Hi folks, I've put a post on the front page of the site, but I'll post here too just in case anyone misses it.

It'll soon be Atlas Awards time again, so I want to remind everyone to make sure your work is posted to Finished Maps before 31st December. Only maps that have been posted in the 'Finished Maps' folder during 2020 are eligible for nomination, so double check you haven't overlooked any WIPs or challenge maps.

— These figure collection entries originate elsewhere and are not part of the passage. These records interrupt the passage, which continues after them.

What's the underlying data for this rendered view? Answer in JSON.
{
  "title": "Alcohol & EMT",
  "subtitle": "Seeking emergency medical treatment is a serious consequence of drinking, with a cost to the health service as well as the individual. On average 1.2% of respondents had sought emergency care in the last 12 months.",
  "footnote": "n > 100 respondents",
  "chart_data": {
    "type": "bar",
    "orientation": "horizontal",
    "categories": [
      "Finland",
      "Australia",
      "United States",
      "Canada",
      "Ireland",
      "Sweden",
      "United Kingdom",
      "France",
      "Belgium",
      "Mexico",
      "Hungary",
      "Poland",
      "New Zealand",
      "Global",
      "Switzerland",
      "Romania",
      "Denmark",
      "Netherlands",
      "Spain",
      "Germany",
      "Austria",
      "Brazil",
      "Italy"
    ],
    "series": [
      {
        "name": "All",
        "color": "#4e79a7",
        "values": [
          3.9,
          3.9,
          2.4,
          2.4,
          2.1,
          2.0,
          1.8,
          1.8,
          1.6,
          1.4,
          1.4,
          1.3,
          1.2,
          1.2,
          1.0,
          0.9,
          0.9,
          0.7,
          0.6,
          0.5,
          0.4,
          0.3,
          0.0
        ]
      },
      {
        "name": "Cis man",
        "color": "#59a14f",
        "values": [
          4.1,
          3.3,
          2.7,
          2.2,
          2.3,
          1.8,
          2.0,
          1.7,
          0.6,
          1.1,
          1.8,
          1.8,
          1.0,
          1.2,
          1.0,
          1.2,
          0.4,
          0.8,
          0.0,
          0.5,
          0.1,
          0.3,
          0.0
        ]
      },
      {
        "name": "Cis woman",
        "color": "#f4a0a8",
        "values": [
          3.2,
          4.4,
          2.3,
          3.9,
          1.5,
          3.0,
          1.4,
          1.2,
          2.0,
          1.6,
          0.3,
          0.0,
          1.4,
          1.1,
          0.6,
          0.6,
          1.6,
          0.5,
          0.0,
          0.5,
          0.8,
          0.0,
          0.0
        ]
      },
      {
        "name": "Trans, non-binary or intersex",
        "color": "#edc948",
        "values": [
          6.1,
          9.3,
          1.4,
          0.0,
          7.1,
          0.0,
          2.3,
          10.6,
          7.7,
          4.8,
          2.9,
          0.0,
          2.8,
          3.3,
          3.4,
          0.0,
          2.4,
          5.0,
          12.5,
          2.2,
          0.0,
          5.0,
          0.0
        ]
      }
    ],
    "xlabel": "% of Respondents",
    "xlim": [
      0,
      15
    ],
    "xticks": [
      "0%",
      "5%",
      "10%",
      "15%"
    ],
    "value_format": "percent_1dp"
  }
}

We'll post more info on the Awards and nominations in the New Year, but in the meantime check over the threads you've started this year to make sure you haven't missed anything. You don't want to miss the opportunity of winning a coveted Golden Globe!  :Very Happy:

----------


## Falconius

I'm confused, even though the voting occurs in 2021, wouldn't this be for 2020?

----------


## ChickPea

Ha, I suppose it would be, but I'm going with the year we run the awards, rather than the period the awards cover. Although, frankly, I have lost all concept of the passage of time this year.... is March over yet?!  :Wink:

----------


## Falconius

Oh I didn't even realize they were named that way previously.  Lol.  I just remembered there was  2019 one, so that's about how good my sense of the passage of time is.   :Smile:

----------


## ChickPea

Just giving this thread a little bump for anyone who may have missed it...

FINAL REMINDER! Please ensure any completed maps from this year are posted in Finished Maps before 31st December. If your maps aren't in the Finished Maps folder, they're not eligible for nomination for the Atlas Awards.

Thanks all  :Smile:

----------